Er variiert gewisse Motive von Cartier-Bresson, manchmal ist er so schelmisch wie Elliott Erwitt und kraftvoll surreal wie Manuel Alvarez Bravo. Erstaunlicherweise unterscheiden sich seine Straßenszenen radikal von denen Garry Winogrands, mit dem er eng befreundet war und täglich auf Pirsch ging. Bei Meyerowitz sind die Bürgersteige eine Bühne, auf der sich Amerika zuträgt. Besonders interessant sind natürlich die Momente, in denen das Schauspiel vom Plan abweicht. Oft hält er fest, wie Leute stürzen. Manche sitzen im Rollstuhl, andere tragen Augenklappen. Aber immer wieder fällt ihm das Affirmative ins Auge, etwa bei der Schwimmerin, die ihre Krücken von sich wirft.
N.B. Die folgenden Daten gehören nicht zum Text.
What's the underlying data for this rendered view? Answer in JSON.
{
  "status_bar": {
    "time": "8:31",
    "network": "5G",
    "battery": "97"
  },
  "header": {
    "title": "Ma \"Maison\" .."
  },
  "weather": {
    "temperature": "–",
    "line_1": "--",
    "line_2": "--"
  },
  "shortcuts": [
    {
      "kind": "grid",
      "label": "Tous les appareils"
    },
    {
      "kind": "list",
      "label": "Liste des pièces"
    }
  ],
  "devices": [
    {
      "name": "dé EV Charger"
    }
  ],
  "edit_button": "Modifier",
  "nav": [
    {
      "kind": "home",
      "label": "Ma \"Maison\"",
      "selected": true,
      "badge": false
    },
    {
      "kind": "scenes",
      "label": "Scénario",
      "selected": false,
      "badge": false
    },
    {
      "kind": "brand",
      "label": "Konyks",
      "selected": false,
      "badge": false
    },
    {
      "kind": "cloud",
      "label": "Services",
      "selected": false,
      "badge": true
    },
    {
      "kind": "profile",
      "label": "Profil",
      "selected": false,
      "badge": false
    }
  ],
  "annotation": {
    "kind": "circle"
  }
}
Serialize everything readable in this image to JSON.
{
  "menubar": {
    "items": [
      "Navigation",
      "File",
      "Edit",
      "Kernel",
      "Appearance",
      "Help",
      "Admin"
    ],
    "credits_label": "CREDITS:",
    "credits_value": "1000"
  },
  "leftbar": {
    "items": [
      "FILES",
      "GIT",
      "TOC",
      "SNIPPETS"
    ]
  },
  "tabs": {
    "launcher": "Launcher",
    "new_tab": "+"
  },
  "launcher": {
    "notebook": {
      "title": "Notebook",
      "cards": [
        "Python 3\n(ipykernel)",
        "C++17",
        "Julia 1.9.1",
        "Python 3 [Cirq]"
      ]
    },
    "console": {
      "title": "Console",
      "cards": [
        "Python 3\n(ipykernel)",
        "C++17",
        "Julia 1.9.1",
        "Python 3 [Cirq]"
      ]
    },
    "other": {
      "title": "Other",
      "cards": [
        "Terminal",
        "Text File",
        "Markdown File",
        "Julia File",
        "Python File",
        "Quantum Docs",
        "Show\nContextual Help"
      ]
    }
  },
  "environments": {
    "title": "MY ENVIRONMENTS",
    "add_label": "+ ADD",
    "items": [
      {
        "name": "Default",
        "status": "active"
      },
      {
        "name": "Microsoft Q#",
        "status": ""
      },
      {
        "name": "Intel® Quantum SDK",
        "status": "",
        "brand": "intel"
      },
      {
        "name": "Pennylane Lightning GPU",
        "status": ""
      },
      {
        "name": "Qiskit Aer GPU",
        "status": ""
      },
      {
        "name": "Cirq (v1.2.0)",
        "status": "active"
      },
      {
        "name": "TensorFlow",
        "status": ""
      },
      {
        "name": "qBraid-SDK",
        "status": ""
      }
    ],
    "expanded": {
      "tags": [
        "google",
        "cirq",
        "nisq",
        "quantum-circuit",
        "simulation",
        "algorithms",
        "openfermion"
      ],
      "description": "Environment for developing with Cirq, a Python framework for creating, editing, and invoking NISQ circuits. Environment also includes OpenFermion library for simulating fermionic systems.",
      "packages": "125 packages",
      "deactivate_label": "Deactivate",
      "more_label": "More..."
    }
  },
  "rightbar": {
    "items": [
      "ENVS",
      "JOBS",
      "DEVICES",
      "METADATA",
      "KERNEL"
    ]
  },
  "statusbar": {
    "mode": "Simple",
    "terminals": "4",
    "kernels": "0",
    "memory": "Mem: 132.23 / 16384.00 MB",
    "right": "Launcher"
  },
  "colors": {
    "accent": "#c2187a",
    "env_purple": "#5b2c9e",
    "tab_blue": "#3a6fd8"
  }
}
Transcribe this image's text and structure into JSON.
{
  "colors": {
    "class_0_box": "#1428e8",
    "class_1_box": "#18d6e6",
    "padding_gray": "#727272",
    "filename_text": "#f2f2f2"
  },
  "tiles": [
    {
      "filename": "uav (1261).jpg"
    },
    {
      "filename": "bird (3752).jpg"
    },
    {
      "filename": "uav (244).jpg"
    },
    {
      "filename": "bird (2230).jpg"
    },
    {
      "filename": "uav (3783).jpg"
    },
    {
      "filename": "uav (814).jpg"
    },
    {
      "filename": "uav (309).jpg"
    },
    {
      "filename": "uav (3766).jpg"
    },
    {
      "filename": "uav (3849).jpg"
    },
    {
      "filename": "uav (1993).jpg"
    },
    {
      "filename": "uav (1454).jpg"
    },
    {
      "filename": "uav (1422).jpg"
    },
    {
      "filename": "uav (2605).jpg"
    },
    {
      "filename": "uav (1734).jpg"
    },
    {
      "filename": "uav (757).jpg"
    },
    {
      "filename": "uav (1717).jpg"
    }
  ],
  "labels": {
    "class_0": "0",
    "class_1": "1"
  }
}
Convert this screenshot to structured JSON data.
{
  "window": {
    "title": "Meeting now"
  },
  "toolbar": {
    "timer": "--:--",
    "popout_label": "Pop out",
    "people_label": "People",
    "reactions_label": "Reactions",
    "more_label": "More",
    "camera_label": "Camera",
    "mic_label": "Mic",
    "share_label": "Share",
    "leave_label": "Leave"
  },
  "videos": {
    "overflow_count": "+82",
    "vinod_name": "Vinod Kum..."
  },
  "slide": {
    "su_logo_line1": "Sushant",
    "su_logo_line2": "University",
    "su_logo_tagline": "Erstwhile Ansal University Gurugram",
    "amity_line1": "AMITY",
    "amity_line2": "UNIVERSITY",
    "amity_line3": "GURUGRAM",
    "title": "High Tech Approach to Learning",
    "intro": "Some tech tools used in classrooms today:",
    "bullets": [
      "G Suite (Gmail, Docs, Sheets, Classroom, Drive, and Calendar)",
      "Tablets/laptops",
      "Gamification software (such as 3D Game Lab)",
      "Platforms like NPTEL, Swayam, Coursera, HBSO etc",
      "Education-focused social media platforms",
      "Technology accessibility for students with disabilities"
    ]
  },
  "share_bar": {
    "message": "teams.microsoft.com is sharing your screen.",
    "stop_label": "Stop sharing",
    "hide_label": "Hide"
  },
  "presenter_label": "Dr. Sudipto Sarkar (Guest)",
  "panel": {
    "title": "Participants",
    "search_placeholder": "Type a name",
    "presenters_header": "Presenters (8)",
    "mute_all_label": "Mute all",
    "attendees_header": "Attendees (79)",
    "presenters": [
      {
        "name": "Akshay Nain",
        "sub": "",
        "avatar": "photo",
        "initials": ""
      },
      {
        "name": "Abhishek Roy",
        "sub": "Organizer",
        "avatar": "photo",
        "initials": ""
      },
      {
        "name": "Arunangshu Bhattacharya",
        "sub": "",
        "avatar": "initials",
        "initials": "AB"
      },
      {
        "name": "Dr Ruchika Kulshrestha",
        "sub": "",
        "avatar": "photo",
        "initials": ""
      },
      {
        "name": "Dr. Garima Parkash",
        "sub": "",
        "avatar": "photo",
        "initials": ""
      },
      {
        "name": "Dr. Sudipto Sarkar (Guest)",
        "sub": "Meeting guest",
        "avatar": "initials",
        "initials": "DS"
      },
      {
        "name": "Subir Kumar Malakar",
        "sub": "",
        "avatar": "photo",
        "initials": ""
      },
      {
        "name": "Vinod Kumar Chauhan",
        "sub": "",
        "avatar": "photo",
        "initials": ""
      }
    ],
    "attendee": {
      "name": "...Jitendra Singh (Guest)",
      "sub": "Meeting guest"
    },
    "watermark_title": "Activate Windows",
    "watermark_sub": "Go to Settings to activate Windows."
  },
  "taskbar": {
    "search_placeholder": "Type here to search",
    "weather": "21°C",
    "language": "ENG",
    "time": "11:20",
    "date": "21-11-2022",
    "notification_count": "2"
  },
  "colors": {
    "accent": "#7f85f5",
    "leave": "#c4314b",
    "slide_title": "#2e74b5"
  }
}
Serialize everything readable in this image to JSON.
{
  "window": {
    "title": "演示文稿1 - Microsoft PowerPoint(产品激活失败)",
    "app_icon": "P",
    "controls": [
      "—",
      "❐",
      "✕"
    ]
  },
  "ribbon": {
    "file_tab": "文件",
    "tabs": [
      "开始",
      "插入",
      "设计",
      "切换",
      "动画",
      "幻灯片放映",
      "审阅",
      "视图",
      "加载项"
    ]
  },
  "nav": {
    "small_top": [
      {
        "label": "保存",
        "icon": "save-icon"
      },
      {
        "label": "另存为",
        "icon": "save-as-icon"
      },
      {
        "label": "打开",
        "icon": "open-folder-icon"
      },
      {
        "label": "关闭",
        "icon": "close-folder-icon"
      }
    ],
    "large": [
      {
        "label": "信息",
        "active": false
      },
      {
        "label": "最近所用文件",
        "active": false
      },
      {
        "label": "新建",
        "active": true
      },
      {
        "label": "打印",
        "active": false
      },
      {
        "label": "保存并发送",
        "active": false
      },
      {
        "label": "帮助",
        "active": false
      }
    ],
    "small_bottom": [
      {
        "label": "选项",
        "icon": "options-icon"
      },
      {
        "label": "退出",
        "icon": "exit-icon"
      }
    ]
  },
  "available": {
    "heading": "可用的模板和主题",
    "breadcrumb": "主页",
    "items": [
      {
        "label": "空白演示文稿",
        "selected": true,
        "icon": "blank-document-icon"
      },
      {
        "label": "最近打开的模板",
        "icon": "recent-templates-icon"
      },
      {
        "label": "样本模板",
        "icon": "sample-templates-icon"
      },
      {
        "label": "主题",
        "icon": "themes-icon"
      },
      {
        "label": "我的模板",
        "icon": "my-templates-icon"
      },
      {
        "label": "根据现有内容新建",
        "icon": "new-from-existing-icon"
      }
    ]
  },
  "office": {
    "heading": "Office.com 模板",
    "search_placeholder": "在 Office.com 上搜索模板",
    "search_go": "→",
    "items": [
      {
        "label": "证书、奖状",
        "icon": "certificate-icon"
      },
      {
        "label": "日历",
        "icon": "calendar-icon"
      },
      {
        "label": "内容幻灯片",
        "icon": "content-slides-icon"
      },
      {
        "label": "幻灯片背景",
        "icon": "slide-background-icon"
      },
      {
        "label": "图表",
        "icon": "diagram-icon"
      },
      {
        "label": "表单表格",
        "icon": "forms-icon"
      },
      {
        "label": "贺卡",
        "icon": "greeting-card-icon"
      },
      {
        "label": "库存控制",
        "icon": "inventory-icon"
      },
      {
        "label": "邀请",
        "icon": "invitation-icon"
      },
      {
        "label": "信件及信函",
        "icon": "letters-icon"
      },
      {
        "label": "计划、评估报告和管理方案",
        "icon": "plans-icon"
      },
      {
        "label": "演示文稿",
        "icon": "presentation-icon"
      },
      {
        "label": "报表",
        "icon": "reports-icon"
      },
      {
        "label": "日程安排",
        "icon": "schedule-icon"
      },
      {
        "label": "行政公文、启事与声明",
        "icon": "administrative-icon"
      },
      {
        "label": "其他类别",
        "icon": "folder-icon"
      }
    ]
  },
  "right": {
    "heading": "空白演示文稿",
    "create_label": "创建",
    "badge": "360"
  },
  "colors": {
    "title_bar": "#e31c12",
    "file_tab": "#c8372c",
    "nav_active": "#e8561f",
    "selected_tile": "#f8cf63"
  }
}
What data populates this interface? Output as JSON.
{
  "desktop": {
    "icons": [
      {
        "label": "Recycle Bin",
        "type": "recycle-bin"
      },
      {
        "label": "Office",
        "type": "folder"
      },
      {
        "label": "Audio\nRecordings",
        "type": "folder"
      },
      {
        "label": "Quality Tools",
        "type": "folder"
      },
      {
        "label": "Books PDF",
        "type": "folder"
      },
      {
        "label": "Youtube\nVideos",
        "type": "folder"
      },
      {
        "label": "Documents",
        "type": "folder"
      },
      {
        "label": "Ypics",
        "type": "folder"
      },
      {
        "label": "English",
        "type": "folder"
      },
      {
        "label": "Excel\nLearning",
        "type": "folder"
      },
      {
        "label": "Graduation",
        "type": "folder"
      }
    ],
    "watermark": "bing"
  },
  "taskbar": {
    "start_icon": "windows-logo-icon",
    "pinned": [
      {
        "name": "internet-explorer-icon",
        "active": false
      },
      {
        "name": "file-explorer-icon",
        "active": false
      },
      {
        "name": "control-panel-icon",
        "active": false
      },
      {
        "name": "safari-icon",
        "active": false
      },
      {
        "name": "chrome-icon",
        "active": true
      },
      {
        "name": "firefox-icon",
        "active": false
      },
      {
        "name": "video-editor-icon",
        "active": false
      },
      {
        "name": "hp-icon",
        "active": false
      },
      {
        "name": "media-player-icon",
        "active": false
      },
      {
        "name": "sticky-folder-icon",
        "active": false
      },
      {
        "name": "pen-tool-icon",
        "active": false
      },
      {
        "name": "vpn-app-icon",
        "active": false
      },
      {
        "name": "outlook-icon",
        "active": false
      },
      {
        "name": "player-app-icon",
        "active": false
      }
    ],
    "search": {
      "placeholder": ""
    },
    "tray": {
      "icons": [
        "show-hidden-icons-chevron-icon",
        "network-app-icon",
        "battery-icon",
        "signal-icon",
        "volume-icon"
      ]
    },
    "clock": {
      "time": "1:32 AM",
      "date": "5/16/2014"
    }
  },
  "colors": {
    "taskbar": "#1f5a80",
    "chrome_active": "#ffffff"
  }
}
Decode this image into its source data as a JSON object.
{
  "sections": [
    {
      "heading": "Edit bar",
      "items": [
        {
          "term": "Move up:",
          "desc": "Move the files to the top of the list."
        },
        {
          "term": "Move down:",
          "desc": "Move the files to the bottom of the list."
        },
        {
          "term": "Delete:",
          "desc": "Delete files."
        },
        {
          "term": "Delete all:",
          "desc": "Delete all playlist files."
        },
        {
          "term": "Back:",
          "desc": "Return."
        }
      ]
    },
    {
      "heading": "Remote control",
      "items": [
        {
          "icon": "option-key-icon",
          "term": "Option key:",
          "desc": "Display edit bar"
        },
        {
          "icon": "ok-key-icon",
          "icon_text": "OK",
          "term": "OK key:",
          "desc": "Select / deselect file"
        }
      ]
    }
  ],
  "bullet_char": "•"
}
Federico Fellini war sein großer Held in den frühen 60ern, von ihm lernte er, wie sich das Chaos ordnen lässt und die Notwendigkeit, flüchtig zu werrden, etwas hinter sich zu lassen. Das Kino hatte ohnehin prägenden Einfluss auf ihn, schon in der Kindheit in Brooklyn, wo er Serials verschlang. Daher, so zitiert ihn die Ausstellung, stammt auch sein Faible für Bilderzyklen, die »lockere, eher filmische Methode des Sehens und Bearbeitens.«
In der Mitte des Jahrzehnts verbrachte er ein Jahr in Europa, nach dem ihm die USA erst einmal fremd wurden. Er kehrte zurück in ein Land, das nach Kräften verdrängte, dass es seine Söhne nach Vietnam schickte. Beinahe könnte man seine Impressionen einer verpassten Zeitgenossenschaft bezichtigen, so unterschwellig scheint das gesellschaftliche Klima auf. Sie sind bezeichnend auf indirekte Weise. Das passt gut zu »The Big Chill«, wo das Ensemble der Figuren in den 60ern radikalisiert wurde und nun Schuldgefühle hat, arriviert zu sein. 1976 verabschiedet sich Meyerowitz von der Leica (nicht endgültig) und wendet sich Stativ und Plattenkamera zu. Er spricht nun von »Feld-Fotografie«, einem erweiterten, auch vertiefenden Blickwinkel. So entstehen die einflussreichen, präzis komponierten Lichtstudien in Cape Cod. An der Küste nimmt er die Elemente in den Blick, ohne die Menschen verschwinden zu lassen. Die Blicke, die auf der Cocktailparty von 1977 auf den Betrachter zurückfallen, intrigieren mich nach wie vor.
Jahrzehnte lang kehrt er nach Cape Cod zurück. Dort, in der Idylle, überraschen ihn auch die Nachrichten vom 11. September. Die Zwillingstürme hat er in den 80ern oft fotografiert, nun muss er mit ihrer Zerstörung zurechtkommen. Listig erobert er sich den öffentlichen Raum zurück, der nun eine verbotene Zone ist, Hoheitsgebiet von Polizei und Feuerwehr. Sein »Aftermath« ist eine große Erzählung über Verheerung, Verschwinden und Wiederkehr.
Auch davor war er in Deutschland kein ganz Unbekannter. In Vitrinen sind einige Tiefdruckbeilagen der Wochenendausgabe der FAZ zu sehen, deren Redakteure Geschmack fanden an der Lebensbejahung seiner Fotos. Einige seiner Motive fanden Verbreitung als Plattencover, für Pat Metheny, Miroslav Vituosm, Dawn Uspshaw und Everything but the Girl. Und natürlich habe im C/O ständig Ausschau gehalten nach dem Rot-Ton, von dem Michael Ballhaus sprach. Er ist allgegenwärtig, aber gar nicht so bestimmt. (Einige der Vintage Prints haben mittlerweile einen Rotstich angenommen, da verwischt sich also manches.) Seine Leuchtkraft kennt viele Abstufungen und Seelenlagen. Als ich seine Porträts der »Redheads« wiedersah, fiel mir auf, wie stark dieser Zyklus um Abstammung und Verwandtschaft kreist. Seine persönliche Version der »Family of Man«. Ich glaube, Noah Baumbach hat seinen jüngsten Film nicht von ungefähr »The Meyerowitz Stories« genannt.